Bulldozer's front end (Icache, branch preditor, decoder) is also very heavily overdesigned for the console space, so once again I am unsure if it will be as significant a win.
It may be better to have decent SIMD units on a decent number of actual cores, in order to ensure that the FPU throughput is improved with the next generation. Sony may not want to cut down on the number of FPUs, for example, since it now heavily leans on its multitude of separate SPEs.

I'm not entirely sure, since we haven't seen how BD turns out, and since the next generation looks to be delayed a bit, the parameters may change again by the time the design efforts resume.
 
Wasn't the xbox360 meant to have 256MB RAM but EPIC told them to up it to 512.
That cost them 1 billion$.
If that was true and they didn't launch with 512MB then the PS3 would have truly been the more powerful console.
I can't wait to see what both company's come up with but what will probably push me towards MS is the amount of XBLA games I have. I would like to think they will be compatible and hopefully have some sort of enhancements to 1080p and 60FPS.
What worries me is they no longer have the staff that thought up the achievements and friends list ideas. They appear to be alot less of the company that launched the xbox360.

The PS3 was slated to be 256 MB XDR originally if I remember correctly as well. The 360 moving up to 512 and Sony having to resort to using an off the shelf GPU made them add the GDDR3.
 
If Microsoft goes to for example AMD for the CPU, am I right to assume that it kills the chances of backwards compatibility for the 360? Or would there still be hope of at least emulating the "important" titles, like the 360 did for the Xbox 1?
 
Does this signify any movement on the next gen front?

http://www.wired.com/gamelife/2011/03/epic-unreal-engine-demo-gdc/

The demo was created by a 12-person team in about two months, Epic Games President Michael Capps said during a Thursday press briefing at GDC. “Samaritan” was running on a custom-built system using off-the-shelf PC parts, Epic said, including three Nvidia GTX 580 graphics cards, which cost about $500 each.

Very few if any consumers today would be able to run the demo, but with the rapid advancement of technology, it’s not unlikely that we’ll be playing something that looks like this before too long.

“We have a pretty good idea of what’s coming next,” said Capps, who added that Epic is already in preproduction on a brand new title for the next generation of game machines
.
 
Emulating Cell would be nigh impossible on anything other than a similar architecture including instruction set.

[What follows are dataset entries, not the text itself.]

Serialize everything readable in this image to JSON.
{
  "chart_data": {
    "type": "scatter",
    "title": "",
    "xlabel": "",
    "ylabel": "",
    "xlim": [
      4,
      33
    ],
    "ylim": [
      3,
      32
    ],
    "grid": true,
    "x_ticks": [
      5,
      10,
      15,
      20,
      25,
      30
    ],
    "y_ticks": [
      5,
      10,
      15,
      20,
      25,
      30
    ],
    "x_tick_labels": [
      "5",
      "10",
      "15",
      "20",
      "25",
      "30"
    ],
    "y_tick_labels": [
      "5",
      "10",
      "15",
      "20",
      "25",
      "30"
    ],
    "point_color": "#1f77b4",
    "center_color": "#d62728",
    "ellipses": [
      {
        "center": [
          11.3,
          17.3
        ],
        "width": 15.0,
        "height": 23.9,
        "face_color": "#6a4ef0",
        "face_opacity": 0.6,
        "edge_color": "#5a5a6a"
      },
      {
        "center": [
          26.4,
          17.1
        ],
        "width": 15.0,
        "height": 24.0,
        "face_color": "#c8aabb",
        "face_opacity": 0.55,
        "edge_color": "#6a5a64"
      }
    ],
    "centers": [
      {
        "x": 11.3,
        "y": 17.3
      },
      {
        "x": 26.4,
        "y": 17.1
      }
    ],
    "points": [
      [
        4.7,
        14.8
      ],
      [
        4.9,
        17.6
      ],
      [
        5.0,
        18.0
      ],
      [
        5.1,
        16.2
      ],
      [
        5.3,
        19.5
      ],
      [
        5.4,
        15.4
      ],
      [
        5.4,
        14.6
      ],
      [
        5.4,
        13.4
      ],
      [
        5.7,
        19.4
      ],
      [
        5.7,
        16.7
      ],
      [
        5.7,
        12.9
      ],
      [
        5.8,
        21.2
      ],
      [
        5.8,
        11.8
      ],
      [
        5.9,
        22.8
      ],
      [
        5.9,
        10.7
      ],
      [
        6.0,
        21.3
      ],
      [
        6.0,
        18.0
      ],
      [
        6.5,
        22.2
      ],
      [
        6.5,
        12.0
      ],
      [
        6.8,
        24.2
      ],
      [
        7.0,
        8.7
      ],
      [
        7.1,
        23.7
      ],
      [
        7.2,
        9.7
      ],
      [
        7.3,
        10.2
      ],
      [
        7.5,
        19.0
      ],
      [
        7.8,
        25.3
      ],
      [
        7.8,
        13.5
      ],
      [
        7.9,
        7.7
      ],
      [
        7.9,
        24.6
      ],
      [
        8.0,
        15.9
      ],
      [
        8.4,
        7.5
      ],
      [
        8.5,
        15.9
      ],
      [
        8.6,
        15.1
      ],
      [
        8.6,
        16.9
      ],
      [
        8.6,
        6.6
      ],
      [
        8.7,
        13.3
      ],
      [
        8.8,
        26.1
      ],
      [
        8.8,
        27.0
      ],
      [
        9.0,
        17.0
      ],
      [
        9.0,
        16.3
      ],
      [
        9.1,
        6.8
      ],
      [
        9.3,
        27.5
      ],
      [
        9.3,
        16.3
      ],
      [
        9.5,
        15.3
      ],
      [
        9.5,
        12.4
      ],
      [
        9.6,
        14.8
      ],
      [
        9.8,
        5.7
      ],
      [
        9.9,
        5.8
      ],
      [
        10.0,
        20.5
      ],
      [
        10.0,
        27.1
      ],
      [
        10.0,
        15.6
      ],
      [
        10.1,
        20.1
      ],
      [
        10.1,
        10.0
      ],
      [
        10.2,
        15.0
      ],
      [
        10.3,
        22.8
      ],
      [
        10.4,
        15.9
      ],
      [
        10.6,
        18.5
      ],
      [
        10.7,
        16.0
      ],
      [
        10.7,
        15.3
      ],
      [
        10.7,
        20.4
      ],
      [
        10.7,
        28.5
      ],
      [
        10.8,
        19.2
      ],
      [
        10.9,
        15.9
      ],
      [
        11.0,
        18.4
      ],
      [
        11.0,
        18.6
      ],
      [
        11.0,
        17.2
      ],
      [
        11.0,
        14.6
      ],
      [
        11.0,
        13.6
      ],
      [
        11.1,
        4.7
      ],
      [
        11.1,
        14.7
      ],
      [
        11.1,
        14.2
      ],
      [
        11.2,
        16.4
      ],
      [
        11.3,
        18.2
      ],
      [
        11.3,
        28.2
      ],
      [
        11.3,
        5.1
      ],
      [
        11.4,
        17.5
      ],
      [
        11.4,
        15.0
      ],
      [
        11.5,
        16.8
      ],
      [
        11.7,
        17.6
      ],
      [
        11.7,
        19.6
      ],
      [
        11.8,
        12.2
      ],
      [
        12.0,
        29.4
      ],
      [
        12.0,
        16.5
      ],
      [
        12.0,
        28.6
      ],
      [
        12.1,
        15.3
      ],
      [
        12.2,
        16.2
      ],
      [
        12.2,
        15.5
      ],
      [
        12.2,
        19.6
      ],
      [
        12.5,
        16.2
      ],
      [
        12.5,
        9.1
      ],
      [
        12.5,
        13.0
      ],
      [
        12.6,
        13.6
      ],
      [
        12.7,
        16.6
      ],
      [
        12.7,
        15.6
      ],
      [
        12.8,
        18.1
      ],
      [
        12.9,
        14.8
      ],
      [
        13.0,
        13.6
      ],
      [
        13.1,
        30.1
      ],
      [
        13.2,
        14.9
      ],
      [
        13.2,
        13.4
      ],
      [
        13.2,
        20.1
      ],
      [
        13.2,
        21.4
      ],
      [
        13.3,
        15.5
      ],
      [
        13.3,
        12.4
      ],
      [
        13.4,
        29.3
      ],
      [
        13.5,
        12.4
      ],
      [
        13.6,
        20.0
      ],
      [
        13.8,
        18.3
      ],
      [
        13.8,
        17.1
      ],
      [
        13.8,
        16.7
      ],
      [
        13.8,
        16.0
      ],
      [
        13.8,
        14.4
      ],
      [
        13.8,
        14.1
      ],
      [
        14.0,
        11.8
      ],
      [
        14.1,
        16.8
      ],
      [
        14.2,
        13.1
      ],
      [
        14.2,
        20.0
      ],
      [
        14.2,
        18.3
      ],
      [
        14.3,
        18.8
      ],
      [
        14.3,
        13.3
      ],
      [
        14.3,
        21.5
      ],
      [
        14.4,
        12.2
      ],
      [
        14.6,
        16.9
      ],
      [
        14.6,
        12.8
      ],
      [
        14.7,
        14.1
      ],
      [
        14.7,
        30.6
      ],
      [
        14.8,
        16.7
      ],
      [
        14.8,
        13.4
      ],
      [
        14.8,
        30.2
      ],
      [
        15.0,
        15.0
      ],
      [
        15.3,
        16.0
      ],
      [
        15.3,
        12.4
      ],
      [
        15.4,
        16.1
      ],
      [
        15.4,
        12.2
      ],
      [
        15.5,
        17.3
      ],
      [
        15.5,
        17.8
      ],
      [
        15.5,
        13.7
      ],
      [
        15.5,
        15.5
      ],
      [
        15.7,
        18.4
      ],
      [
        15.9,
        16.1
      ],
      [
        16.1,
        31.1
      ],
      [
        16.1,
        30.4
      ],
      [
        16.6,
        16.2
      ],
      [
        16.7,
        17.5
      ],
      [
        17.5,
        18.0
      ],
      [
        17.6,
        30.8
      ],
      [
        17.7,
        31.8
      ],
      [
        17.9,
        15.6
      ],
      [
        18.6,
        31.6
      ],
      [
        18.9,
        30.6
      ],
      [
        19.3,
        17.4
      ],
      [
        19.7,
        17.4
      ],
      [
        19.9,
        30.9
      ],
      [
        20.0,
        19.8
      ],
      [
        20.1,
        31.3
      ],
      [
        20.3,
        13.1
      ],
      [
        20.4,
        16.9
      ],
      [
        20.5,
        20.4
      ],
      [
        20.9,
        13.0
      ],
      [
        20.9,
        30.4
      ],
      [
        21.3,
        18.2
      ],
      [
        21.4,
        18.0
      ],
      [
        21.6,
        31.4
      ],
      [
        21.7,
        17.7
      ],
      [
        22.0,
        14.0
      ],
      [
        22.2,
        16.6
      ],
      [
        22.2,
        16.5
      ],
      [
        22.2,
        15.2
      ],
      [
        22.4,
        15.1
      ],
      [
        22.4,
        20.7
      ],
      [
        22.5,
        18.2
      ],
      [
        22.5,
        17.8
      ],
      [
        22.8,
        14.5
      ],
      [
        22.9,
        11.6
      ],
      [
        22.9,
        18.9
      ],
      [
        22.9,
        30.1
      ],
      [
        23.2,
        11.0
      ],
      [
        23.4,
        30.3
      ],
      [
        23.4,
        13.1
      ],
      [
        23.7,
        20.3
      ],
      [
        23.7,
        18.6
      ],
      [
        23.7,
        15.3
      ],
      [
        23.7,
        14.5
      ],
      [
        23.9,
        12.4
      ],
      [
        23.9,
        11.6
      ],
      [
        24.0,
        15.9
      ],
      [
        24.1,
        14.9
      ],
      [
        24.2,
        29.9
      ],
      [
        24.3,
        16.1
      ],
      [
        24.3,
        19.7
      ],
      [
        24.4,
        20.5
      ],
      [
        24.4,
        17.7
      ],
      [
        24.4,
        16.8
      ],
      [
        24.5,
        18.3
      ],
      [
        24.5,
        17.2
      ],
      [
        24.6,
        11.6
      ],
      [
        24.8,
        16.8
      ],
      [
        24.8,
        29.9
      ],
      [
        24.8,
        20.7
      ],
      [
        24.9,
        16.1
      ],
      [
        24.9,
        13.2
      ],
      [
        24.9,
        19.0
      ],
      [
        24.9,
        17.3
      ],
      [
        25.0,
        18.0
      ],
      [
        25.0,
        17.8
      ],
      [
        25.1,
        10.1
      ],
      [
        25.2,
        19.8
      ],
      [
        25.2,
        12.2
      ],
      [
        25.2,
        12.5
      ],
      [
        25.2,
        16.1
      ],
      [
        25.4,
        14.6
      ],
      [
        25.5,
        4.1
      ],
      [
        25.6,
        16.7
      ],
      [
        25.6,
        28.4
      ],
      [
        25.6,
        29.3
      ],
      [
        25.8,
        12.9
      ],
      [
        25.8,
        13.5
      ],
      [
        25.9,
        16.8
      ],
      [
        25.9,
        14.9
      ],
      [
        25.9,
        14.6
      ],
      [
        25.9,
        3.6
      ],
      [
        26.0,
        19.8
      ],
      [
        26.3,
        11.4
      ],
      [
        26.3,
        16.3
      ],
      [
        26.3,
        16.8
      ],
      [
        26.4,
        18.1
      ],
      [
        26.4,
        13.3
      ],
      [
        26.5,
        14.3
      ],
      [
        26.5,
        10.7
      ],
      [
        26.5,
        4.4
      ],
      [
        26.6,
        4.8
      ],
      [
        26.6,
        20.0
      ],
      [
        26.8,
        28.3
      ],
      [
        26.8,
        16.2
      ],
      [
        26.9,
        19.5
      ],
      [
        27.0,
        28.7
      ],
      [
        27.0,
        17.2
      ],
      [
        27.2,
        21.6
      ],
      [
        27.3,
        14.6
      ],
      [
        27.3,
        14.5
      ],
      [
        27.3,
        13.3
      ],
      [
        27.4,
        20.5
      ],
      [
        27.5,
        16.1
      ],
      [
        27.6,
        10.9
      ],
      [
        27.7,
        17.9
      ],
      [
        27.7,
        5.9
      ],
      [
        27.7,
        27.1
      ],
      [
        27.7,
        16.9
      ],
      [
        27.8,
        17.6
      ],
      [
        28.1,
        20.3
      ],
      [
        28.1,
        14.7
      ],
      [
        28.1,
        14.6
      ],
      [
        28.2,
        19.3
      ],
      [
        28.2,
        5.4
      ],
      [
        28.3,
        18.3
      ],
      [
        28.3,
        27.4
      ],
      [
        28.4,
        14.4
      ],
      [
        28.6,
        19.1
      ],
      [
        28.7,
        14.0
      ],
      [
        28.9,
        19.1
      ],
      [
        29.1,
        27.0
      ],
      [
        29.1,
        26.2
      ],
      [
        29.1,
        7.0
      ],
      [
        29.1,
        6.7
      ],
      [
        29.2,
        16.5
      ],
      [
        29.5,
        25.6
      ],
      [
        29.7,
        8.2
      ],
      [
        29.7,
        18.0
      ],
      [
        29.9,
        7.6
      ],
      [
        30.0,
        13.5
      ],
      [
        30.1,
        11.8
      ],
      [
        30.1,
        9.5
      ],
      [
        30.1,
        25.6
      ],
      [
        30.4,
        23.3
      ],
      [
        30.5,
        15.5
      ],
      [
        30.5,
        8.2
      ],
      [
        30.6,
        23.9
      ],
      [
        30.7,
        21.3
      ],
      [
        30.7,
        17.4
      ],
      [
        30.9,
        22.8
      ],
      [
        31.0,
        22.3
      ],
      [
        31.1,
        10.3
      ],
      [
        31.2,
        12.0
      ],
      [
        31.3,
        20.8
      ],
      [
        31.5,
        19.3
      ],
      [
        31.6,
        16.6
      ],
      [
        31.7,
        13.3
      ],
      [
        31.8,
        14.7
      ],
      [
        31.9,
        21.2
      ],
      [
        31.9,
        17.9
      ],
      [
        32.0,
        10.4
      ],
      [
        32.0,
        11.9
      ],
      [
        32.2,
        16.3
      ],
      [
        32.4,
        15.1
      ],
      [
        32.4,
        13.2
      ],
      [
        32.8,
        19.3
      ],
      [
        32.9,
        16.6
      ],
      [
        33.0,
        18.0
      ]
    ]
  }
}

Doesn't that depend on the outright performance and structure of the next generation architecture? For instance the Cell is 7 SPE + 1 PPE, surely this could be emulated on a PPC7 architecture given they share similar instruction sets because anything that can run on the PPE can be made to run on the SPEs and vice versa, so essentially a far away improved PPE could run everything?
 
I would think biggest problem would be emulating SPE's local memory. It's not exactly too easy to emulate that.